Coming up on this week's Countryfile - Sunday 21 February

This week Matt Baker and Julia Bradbury are exploring the area in and around the Somerset Levels and Moors

If you own a wicker basket made in this country, it is likely to have started life in the withy beds of the Somerset Levels. The wetlands provide the perfect conditions for growing the willow, which has been used here as a structural material since Roman times. Having survived the introduction of plastics in the 1950s, the industry is now seeing a revival, particularly among eco-conscious customers. Matt lends a hand with the harvesting, while Julia tries weaving some willow.
The Amazon basin or the jungles of Borneo are the types of habitats usually associated with the discovery of new species. But it can happen much closer to home. Three new species of tree have recently been discovered in Cheddar Gorge, the dramatic limestone cliffs that border the Levels. Julia meets the botanist whose patient cataloguing of thousands of trees eventually led to this discovery, and she learns why this new discovery poses a dilemma for the National Trust.
Six-thousand years ago, Britain’s first farmers took steps to keep their feet dry while crossing these wetlands. They built the Sweet Track. Named after its discoverer, it is a raised wooden walkway built around 4000BC and the oldest manmade footpath in the UK. Matt has a go at reprising this feat of Neolithic engineering with the help of some of today’s Somerset farmers.
Last week, John Craven looked at the implications of plans to expand massively the use of wind energy.
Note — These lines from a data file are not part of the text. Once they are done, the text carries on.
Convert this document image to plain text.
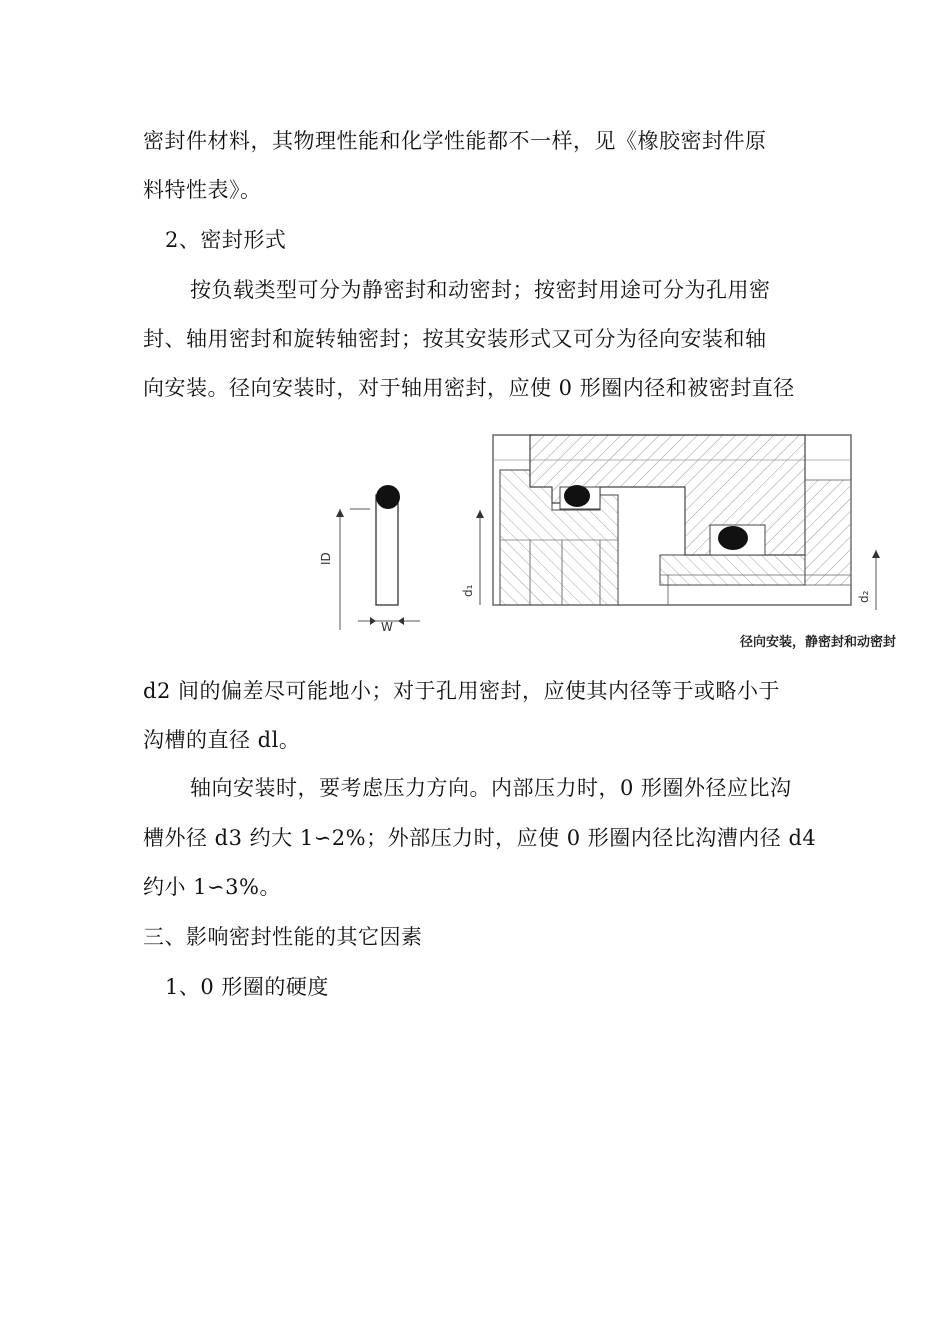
密封件材料，其物理性能和化学性能都不一样，见《橡胶密封件原
料特性表》。
2、密封形式
按负载类型可分为静密封和动密封；按密封用途可分为孔用密
封、轴用密封和旋转轴密封；按其安装形式又可分为径向安装和轴
向安装。径向安装时，对于轴用密封，应使 0 形圈内径和被密封直径
ID
W
d₁	d₂
径向安装，静密封和动密封
d2 间的偏差尽可能地小；对于孔用密封，应使其内径等于或略小于
沟槽的直径 dl。
轴向安装时，要考虑压力方向。内部压力时，0 形圈外径应比沟
槽外径 d3 约大 1∽2%；外部压力时，应使 0 形圈内径比沟漕内径 d4
约小 1∽3%。
三、影响密封性能的其它因素
1、0 形圈的硬度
This week, in keeping with the theme of renewables, we look at the options available in your own home. And with the government’s announcement that you will now get paid for producing your own energy – is it time we jumped on board or are domestic energy devices just ‘eco-bling’? John investigates.
The Imbolc fire festival, which takes place in the village of Marsden in Yorkshire each year at this time of year, is based on a traditional Pagan festival. It marks the transition from winter to spring. Katie Knapman enjoys the spectacular fire procession and watches a staged fight between the Green Man of Spring and winter’s Jack Frost.
Nearly every week for the past decade, someone has died while working on a farm. Countryfile’s own Cotswold farmer, Adam Henson, meets a man who lost an arm in a tractor accident, to hear just how dangerous a workplace a farm can be. He asks a health and safety expert to visit his own farm, to carry out a rigorous inspection.
Don't miss Countryfile at 6pm on Sunday on BBC One.